For some strange reason the cool factor of raising money has overtaken the cool factor of profit. This is a strange place to be, the world seems to be on it’s head with this logic. The other odd thing that comes with the glory of raising funding is the perception that businesses become successful overnight. Unfortunately companies like Instagram perpetuate this bullshit myth. It takes years and years to create either a massively viral and fast-growing platform or a profitable, scalable and sustainable business.
The thing that most people forget is that it’s easy to build a business firstly with someone else’s money and secondly with a small team. Scaling growth and maintaining profitability are entirely different things.
Let me put it like this: When you are paying the salary of two people, profit depends entirely on overcoming those two salaries. When you are paying the salaries of a team of 300 you need to overcome those salaries before you can even begin to consider the other expenses that come with that staff faction. A business that has organically grown to 300 people and can still maintain profitability is much more impressive to me than a business that is spending someone else’s money to employ 300 people for two years in the hope of finding a revenue model that sticks.

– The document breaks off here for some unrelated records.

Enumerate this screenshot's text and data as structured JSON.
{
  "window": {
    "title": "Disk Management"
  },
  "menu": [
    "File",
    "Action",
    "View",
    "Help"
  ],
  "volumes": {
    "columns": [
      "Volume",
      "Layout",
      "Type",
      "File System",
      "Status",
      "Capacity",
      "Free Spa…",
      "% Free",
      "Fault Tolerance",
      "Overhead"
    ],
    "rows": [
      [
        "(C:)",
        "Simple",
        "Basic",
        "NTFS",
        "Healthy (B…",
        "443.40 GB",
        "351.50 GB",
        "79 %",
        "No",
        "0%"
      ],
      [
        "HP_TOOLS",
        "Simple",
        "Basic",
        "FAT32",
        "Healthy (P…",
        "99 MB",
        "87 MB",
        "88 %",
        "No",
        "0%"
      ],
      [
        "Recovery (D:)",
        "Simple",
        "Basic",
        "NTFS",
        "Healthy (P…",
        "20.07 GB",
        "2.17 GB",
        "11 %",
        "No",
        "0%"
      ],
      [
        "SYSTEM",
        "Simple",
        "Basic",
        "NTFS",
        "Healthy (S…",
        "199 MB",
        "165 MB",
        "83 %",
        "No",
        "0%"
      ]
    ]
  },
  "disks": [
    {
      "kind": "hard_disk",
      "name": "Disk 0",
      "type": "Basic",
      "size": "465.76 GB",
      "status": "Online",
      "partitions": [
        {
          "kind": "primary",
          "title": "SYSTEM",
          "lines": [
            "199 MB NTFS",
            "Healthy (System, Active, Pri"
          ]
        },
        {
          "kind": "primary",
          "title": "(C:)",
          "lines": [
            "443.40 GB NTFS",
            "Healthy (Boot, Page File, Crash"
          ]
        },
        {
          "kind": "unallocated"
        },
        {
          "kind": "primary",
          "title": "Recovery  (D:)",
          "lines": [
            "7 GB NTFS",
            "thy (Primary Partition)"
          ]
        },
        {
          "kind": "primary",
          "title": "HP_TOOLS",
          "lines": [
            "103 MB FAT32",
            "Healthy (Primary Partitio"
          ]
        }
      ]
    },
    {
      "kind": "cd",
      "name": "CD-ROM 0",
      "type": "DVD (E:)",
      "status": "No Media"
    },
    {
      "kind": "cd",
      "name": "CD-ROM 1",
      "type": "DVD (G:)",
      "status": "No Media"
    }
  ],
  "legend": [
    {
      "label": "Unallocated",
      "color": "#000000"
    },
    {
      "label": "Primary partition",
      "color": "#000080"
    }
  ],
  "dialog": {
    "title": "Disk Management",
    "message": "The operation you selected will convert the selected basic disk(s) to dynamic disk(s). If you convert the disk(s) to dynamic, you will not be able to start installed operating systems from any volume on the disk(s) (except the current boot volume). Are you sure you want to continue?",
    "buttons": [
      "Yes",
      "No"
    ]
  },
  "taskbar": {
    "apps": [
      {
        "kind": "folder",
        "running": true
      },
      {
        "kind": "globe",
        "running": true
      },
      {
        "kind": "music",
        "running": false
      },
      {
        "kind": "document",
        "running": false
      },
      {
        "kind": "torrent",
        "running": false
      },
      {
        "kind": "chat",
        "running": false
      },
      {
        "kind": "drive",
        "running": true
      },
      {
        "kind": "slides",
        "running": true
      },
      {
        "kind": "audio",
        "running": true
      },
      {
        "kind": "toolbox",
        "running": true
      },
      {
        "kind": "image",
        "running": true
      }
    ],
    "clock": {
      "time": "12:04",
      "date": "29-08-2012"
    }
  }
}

There are very few tech companies that are angling at long-term, sustainable and scalable growth. One of those on my list of must-haves right now is Evernote. I can’t live without their app. It is so embedded in long-term growth that its sales cycle is two years long (you use the app and two years later you upgrade to a paying customer). It is building a 100-year-old company starting today, everyday.
Don’t be ashamed of organic growth. Apple took 30 years to get to where it is today. Ferrari is over 80 years old. These are companies that have proven themselves, their product and their model over time. Maybe it’s time we start thinking this way and begin building business for the future.